- Genre: country music
- Starring: Ronnie Prophet
- Country of origin: Canada
- Original language: English
- No. of seasons: 1

Production
- Producer: Bill Lynn
- Production location: Toronto
- Running time: 60 minutes

Original release
- Network: CBC Television
- Release: 10 August – 14 September 1973

= Country Roads (TV series) =

1973 Canadian television series

Country Roads is a Canadian country music television series which aired on CBC Television in 1973.

==Premise==
Ronnie Prophet hosted this Toronto-produced series filled in the time slot of The Tommy Hunter Show between seasons. It combined the performances new Canadian country musicians with humorous segments. Comedy characters included puppets Harold the Frog and Yackie Duck which were created by John and Alison Vandergun and voiced by Prophet.

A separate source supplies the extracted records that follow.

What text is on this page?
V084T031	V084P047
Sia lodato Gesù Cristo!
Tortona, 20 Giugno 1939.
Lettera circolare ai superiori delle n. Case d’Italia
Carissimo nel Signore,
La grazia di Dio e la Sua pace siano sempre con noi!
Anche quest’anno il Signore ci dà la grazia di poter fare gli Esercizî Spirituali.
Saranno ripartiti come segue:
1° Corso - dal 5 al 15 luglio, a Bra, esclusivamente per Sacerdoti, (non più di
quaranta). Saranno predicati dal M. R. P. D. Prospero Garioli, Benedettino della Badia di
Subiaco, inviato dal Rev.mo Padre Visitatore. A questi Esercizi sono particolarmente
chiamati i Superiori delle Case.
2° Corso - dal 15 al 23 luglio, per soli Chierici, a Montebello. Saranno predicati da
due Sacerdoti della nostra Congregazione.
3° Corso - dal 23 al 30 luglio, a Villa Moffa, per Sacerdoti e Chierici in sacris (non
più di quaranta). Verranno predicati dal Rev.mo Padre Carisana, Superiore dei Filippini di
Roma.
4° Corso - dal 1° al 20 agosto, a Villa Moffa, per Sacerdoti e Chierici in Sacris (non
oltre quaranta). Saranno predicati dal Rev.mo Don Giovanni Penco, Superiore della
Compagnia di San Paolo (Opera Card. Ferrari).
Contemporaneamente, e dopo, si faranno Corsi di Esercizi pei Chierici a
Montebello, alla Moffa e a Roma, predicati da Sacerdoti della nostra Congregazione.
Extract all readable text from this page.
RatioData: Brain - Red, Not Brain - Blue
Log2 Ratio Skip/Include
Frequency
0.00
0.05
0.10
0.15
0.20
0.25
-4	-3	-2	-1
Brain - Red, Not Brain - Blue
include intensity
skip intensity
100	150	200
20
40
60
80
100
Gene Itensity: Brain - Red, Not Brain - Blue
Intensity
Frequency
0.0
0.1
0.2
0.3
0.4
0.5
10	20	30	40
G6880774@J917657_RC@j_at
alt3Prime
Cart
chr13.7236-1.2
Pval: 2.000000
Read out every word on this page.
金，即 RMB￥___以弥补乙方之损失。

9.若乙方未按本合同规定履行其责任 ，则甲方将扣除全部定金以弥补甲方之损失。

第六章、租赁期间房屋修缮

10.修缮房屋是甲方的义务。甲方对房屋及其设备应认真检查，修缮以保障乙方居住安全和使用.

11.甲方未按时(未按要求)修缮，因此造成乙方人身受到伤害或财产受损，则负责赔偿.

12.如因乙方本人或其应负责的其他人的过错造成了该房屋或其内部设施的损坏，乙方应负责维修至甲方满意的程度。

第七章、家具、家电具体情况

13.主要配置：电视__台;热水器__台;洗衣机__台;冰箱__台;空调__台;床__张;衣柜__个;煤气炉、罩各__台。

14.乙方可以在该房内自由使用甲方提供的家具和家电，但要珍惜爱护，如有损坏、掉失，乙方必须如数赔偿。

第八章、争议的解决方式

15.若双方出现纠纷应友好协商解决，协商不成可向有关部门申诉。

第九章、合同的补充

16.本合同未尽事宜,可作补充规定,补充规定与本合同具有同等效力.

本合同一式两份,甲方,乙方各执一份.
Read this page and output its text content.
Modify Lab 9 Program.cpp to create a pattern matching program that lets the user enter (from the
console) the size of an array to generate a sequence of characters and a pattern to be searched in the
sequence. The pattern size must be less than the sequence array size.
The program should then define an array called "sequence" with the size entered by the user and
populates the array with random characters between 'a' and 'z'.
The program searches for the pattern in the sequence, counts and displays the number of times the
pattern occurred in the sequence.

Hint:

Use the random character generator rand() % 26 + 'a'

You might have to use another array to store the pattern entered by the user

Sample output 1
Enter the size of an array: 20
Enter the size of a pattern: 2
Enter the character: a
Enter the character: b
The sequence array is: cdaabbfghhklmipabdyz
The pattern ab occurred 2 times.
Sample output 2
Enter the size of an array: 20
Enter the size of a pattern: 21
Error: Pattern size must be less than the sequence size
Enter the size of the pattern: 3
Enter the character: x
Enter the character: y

The rural newspaper publisher, Granny Slanders, was portrayed by comedian Gwen Neighbour. Regular segments of each episode included the "New Song Spot", "The Grease Spot" which featured rockabilly songs and "It's Cryin' Time Again" which featured country songs with sad themes.

==Scheduling==
This hour-long series was broadcast on Fridays at 9:00 p.m. (Eastern) from 10 August to 14 September 1973.